What was startling in their conversations was the lack of mindless glibness in describing easy scapegoats. No one blamed guns, not in Texas. In fact, these Texans had grown up with guns in their houses and they understood how such a weapon required respect, humility and responsibility.
They were more likely to consider the torn fabric of social life. They lamented the loss of community. One woman who had lived in the same neighborhood for 23 years noted how people no longer know their neighbors. It was not until she invited a neighbor over for dinner that she learned the woman's husband and daughter were seriously ill.
Many neighbors of the gunman spoke about his weird behavior. Teen-agers called him "Crazy Larry." But what was anybody to do? One young man said the tragedy emphasizes that "we're not safe anywhere."

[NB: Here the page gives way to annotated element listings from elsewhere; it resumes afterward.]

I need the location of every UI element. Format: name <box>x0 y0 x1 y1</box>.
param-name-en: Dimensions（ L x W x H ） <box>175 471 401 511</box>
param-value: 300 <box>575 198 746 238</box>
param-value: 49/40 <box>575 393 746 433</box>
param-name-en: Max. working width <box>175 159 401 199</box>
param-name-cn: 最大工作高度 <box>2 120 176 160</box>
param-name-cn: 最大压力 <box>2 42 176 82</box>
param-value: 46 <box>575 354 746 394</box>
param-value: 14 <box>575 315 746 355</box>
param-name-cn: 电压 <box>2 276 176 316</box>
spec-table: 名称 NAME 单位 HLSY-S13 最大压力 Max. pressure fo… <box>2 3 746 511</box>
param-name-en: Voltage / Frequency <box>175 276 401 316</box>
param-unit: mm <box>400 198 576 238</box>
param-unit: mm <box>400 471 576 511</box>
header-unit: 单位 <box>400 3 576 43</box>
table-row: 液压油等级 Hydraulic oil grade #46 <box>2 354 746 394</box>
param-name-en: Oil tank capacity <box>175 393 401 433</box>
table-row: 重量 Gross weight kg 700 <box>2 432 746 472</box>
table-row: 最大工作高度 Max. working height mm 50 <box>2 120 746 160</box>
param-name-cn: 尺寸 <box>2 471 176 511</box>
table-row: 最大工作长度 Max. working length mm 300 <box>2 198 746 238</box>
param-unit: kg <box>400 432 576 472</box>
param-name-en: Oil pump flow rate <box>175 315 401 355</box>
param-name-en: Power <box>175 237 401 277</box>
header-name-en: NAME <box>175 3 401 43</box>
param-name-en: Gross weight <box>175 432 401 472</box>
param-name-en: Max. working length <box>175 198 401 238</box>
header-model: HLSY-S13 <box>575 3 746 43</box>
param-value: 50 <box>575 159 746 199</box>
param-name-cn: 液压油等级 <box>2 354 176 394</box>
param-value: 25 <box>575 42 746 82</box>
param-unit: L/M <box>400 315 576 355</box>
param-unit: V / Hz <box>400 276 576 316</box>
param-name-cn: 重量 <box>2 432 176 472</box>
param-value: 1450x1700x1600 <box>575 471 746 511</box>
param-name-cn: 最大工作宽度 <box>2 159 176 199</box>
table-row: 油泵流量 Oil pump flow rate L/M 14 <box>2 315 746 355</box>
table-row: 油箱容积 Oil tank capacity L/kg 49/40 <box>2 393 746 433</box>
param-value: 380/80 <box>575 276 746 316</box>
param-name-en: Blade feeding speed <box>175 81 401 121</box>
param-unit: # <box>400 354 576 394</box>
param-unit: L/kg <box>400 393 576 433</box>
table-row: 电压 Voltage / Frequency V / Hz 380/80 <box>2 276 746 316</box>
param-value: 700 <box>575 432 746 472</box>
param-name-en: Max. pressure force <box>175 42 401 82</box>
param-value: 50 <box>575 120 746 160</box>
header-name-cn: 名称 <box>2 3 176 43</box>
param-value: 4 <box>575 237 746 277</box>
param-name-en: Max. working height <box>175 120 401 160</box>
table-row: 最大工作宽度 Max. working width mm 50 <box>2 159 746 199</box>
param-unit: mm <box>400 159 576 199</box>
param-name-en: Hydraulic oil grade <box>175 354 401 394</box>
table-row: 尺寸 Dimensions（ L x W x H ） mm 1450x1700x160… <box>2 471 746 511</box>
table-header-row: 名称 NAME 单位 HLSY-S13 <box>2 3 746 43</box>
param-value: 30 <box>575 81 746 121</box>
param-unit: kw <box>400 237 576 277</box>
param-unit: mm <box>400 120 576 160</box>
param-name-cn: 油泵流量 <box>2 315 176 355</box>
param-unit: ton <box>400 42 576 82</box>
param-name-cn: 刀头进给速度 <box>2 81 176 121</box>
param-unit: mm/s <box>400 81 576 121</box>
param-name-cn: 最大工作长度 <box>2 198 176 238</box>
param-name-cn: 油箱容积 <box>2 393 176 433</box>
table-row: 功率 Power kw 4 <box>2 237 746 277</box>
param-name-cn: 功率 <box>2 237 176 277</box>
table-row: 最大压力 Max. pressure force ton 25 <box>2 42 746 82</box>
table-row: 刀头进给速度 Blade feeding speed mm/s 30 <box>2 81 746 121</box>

In so many neighborhoods across this big and wonderful country, nobody is home during the day. It's considerably more difficult to be neighborly after a long day's work. Gone is the front porch and the busybody aunt who notices strangers who come to the street, and who keeps track of what the neighbor's kids are doing.
Gone too is the sense of belonging extended to those we now call "dysfunctional," the man that people in small towns used to call the "village idiot." Such weirdos got absorbed, if only at the margins, into community life. Today they're ignored and further alienated. The Fort Worth gunman, described by his family as a paranoid schizophrenic, was ignored and further alienated. It's possible there was nothing anybody could have done for him until he murdered someone. But it makes you wonder.
"There seems to be a wave of evil passing through America," a saddened Gov. George W. Bush said. "We as a society can pass laws and hold people accountable for the decisions they make, but our hopes and prayers have got to be that there is more love in society." This, it seems to me, struck the proper note, by a leader confronting an evil that can't be legislated away nor understood with the fullness of intellect.